Фердинанд, по характеру чуждый аффектации и наделенный здравым смыслом, не мог не заметить, насколько нелепо бахвальство генерала Макка; он прошептал на неаполитанском наречии, знакомом только тем, кто родился у подножия Везувия, одно-единственное слово:
— Ceuza!
Мы охотно перевели бы это восклицание, сорвавшееся с уст короля Фердинанда, но, к сожалению, ему нет соответствия во французском языке. Удовольствуемся пояснением, что оно означает нечто среднее между «дурак» и «кривляка».
Макк, разумеется, не понявший его и ожидавший со шпагою в руке, что король примет его клятву, в явном замешательстве обернулся к королеве.
— Его величество, кажется, удостоил меня своим обращением, — пробормотал он.
— Его величество одним словом, полным значения, выразил вам свою благодарность, — не смущаясь, ответила королева.
Макк поклонился и величественно вложил шпагу в ножны, в то время как с лица короля не сходило выражение добродушной иронии.
— Надеюсь, — сказал король, поддаваясь тому насмешливому настроению, которое было ему так по душе, — что мой любезный племянник, направив ко мне одного из талантливейших своих полководцев, чтобы сокрушить гнусную Французскую республику, одновременно прислал и план кампании, разработанный его придворным советом?
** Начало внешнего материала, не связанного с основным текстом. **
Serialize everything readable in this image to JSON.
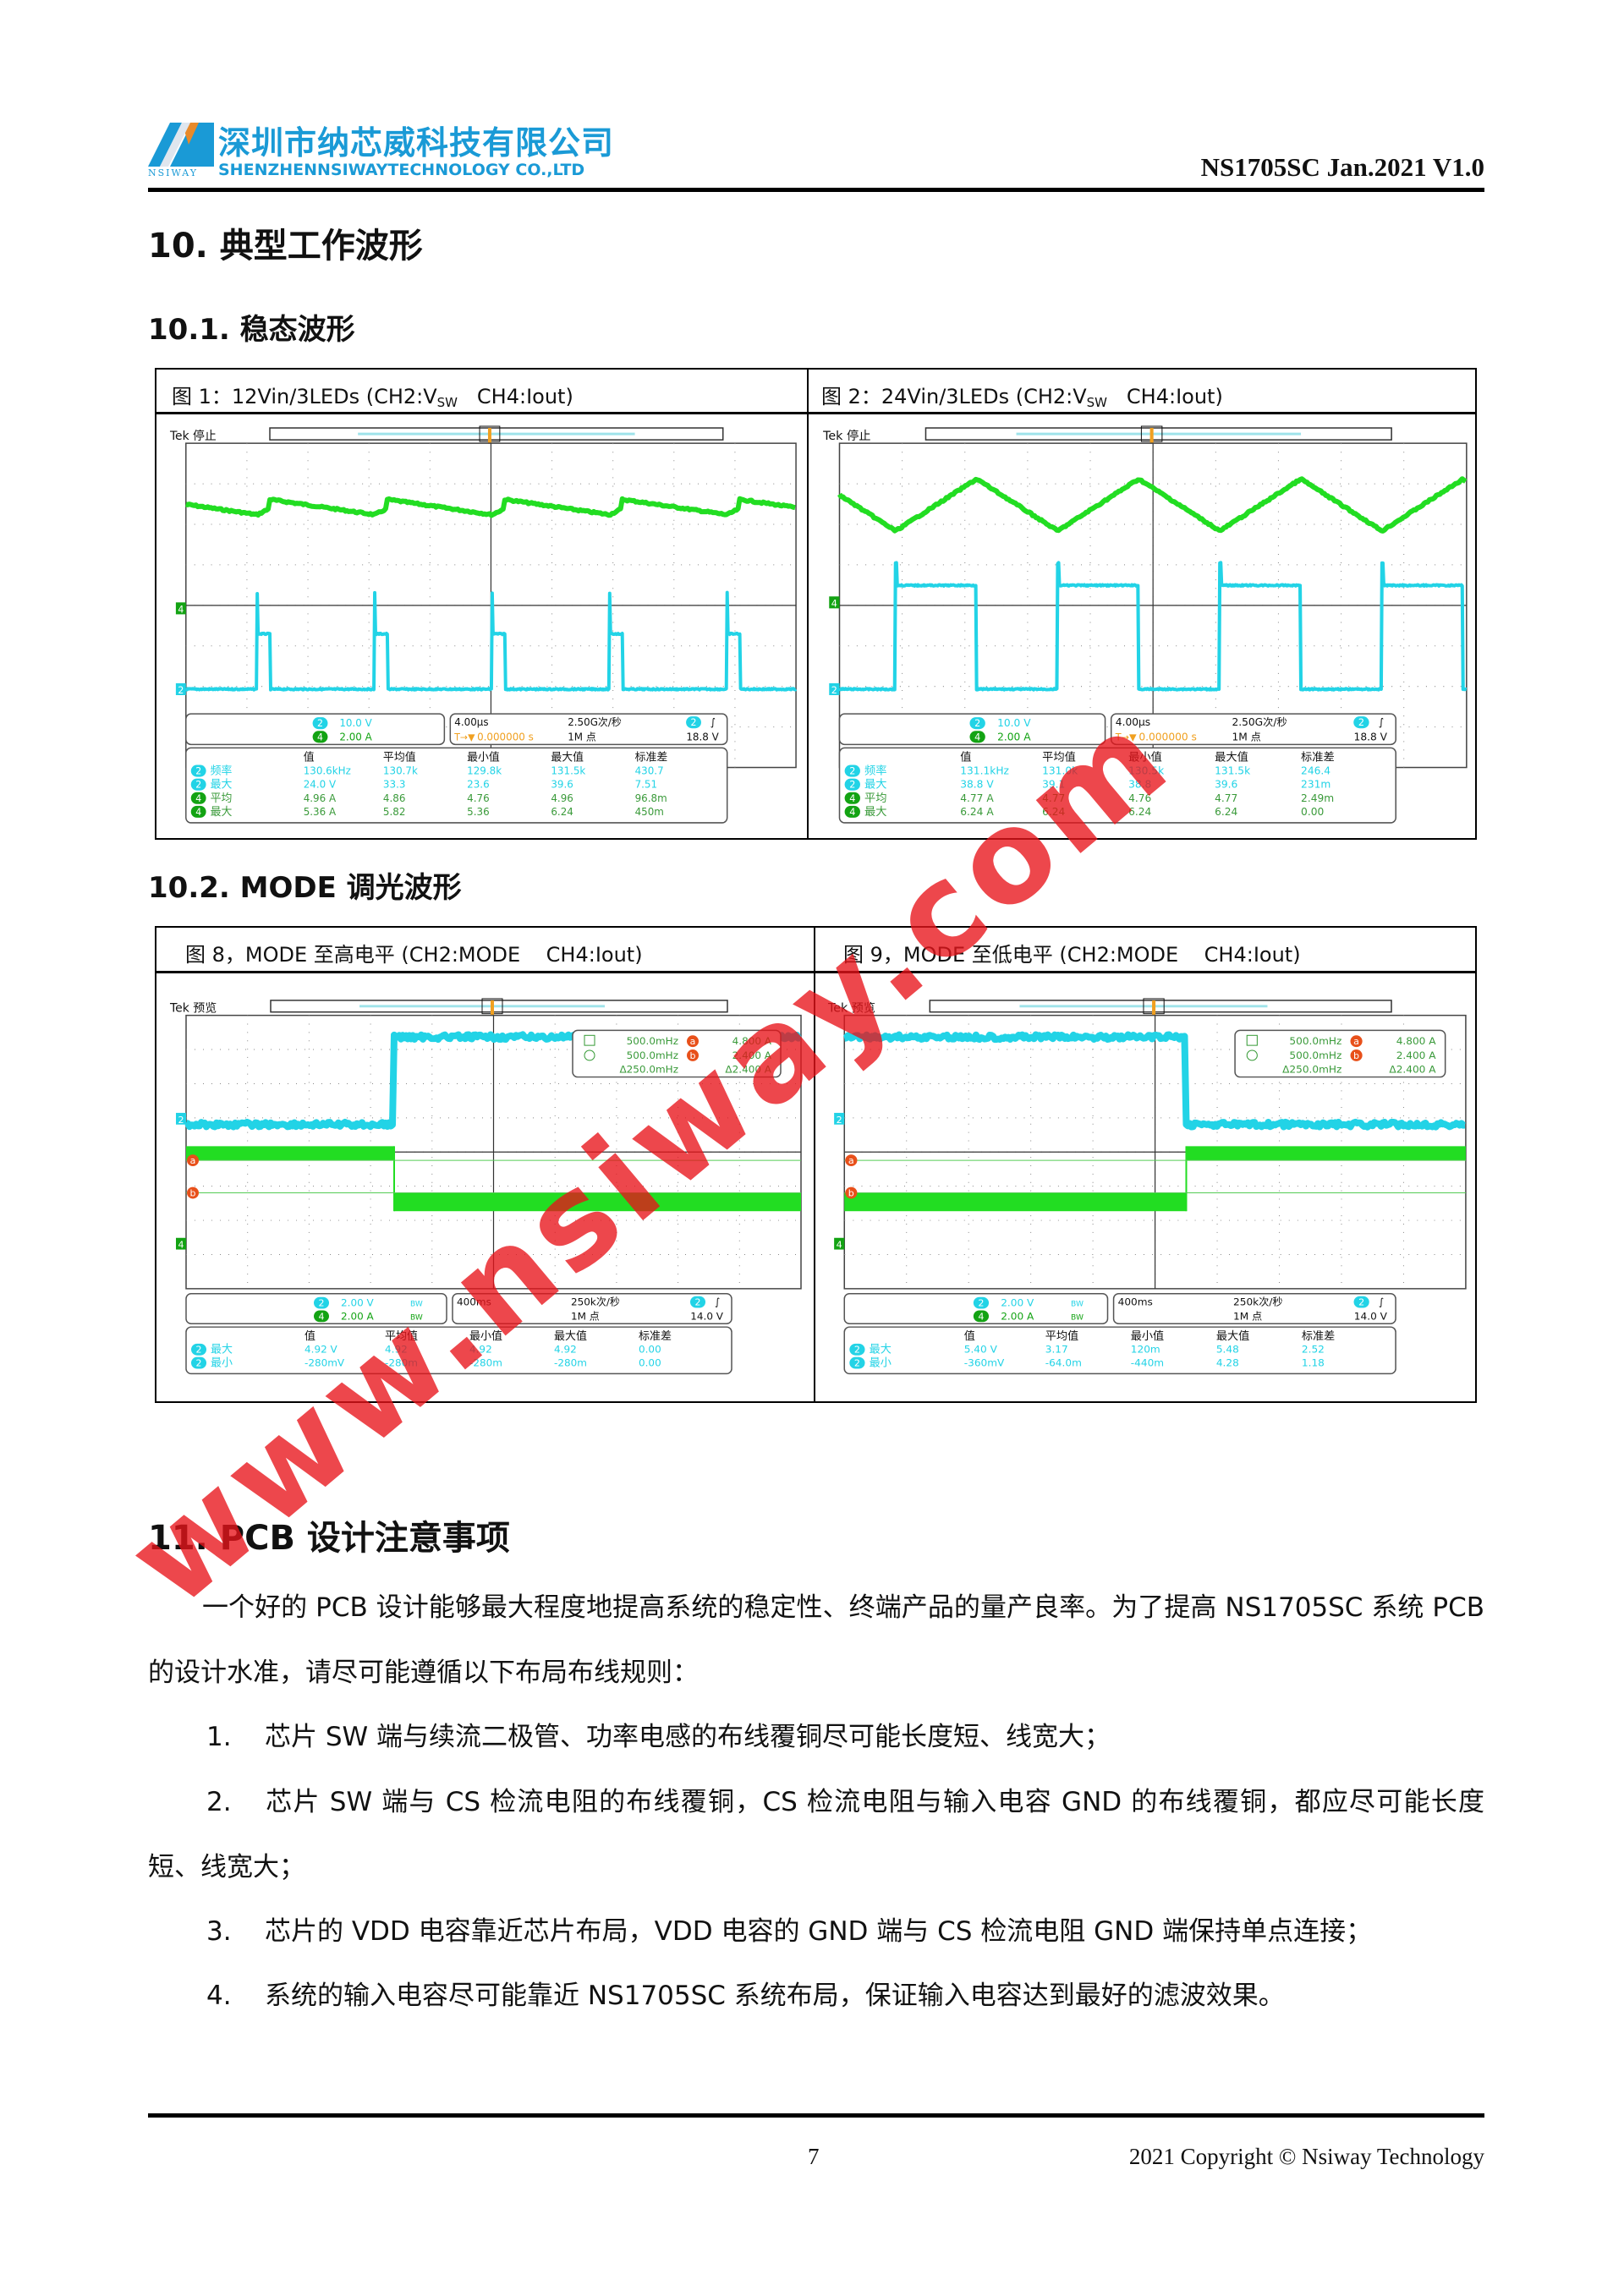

Этот вопрос, заданный с превосходно разыгранным простодушием, прозвучал весьма ядовито, ибо именно придворным советом были разработаны планы кампаний 96-го и 97-го годов, в итоге которых австрийские генералы и сам эрцгерцог Карл потерпели поражение.
— Нет, государь; на этот счет я просил его величество, моего августейшего повелителя, предоставить мне свободу действий, — отвечал Макк.
— И, надеюсь, он вам ее предоставил? — спросил король.
— Да, государь, он оказал мне эту милость.
— И вы, не сомневаюсь, не откладывая, займетесь этим планом, любезный мой генерал? Признаюсь, я с нетерпением жду возможности ознакомиться с ним.
— Он уже разработан, — ответил генерал с видом человека вполне довольного собою.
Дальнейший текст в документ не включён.